Synthetic signaling receptors enable programmable cellular responses coupling with customized inputs. However, engineering a designer force-sensing receptor to rewire mechanotransduction remains largely unexplored. Herein, we introduce nongenetically engineered artificial mechanoreceptors (AMRs) capable of reprogramming non-mechanoresponsive receptor tyrosine kinases (RTKs) to sense user-defined force cues, enabling de novo-designed mechanotransduction. AMR is a modular DNA–protein chimera comprising a mechanosensing-and-transmitting DNA nanodevice grafted on natural RTKs via aptameric anchors. AMR senses intercellular tensile force via an allosteric DNA mechano-switch with tunable piconewton-sensitive force tolerance, actuating a force-triggered dynamic DNA assembly to manipulate RTK dimerization and activate intracellular signaling. By swapping the force-reception ligands, we demonstrate the AMR-mediated activation of c-Met, a representative RTK, in response to the cellular tensile forces mediated by cell-adhesion proteins (integrin, E-cadherin) or membrane protein endocytosis (CI-M6PR). Moreover, AMR also allows the reprogramming of FGFR1, another RTK, to customize mechanobiological function, for example, adhesion-mediated neural stem cell maintenance.

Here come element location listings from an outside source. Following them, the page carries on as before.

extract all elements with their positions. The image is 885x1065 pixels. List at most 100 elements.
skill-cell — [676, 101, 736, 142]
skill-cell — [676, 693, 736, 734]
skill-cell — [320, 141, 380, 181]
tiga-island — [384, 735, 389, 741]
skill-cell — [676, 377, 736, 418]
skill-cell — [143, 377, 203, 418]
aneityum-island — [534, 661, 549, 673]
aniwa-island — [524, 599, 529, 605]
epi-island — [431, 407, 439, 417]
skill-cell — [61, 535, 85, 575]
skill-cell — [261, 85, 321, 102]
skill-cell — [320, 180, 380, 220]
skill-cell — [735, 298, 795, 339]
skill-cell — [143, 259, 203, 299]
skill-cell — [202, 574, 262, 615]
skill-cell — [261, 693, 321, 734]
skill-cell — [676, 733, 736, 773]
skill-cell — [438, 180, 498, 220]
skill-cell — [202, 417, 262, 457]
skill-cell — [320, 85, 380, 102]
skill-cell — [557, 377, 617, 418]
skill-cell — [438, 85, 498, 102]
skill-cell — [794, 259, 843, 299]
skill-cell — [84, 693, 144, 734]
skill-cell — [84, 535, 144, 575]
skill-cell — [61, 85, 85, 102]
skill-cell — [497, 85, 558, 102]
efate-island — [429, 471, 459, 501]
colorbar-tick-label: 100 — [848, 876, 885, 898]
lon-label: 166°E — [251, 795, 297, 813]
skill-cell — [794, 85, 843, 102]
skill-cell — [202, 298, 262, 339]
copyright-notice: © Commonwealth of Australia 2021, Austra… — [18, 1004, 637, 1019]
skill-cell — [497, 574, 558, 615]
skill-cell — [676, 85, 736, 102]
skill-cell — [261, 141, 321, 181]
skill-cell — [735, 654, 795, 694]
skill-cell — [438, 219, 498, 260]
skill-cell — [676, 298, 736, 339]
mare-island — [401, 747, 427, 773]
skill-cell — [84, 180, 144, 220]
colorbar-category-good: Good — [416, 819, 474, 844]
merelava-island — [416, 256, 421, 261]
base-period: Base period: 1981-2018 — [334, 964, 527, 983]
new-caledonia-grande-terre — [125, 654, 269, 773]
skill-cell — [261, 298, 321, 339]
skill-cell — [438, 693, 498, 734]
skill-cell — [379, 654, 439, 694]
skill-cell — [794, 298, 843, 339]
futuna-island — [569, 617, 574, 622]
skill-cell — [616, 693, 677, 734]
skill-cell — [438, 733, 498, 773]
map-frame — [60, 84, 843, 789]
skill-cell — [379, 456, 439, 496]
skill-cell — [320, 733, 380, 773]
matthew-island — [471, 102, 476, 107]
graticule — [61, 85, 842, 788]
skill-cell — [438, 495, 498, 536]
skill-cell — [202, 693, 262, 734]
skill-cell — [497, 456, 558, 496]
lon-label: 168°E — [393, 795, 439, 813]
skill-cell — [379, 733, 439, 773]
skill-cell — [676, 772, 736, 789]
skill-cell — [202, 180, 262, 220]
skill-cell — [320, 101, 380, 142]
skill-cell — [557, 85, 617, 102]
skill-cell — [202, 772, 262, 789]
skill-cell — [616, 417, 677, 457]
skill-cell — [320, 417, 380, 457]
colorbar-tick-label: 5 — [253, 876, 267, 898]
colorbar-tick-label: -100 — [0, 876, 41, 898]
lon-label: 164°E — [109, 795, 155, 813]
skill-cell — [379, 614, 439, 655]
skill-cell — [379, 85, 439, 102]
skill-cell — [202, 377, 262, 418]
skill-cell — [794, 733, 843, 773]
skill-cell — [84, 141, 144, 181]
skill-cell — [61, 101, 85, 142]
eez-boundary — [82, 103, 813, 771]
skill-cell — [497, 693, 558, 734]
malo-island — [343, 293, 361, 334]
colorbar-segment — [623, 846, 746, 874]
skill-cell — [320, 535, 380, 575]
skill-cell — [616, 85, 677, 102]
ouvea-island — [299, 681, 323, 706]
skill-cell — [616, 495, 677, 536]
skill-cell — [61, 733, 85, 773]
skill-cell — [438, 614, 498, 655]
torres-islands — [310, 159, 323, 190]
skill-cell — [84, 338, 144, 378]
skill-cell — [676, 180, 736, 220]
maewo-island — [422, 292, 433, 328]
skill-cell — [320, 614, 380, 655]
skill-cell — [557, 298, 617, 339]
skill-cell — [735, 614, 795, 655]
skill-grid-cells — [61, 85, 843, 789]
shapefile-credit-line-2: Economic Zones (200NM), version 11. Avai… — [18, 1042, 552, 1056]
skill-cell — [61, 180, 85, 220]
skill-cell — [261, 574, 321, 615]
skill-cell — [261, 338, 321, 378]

合成信号受体可实现与定制输入耦合的可编程细胞反应。然而，设计一种力感应受体来重新连接机械传导仍然在很大程度上尚未被探索。在这里，我们引入了非基因工程人工机械感受器（AMR），能够重新编程非机械反应受体酪氨酸激酶（RTK）来感知用户定义的力线索，从而实现从头设计的机械转导。AMR 是一种模块化 DNA-蛋白质嵌合体，包含通过适体锚定物嫁接到天然 RTK 上的机械传感和传输 DNA 纳米装置。AMR 通过具有可调皮牛顿敏感力耐受力的变构 DNA 机械开关感知细胞间张力，启动力触发的动态 DNA 组装来操纵 RTK 二聚化并激活细胞内信号传导。通过交换力接收配体，我们证明了 AMR 介导的 c-Met（一种代表性 RTK）的激活，响应细胞粘附蛋白（整合素、E-钙粘蛋白）或膜蛋白内吞作用（CI）介导的细胞张力。 -M6PR）。此外，AMR还允许对另一种RTK FGFR1进行重编程，以定制机械生物学功能，例如粘附介导的神经干细胞维持。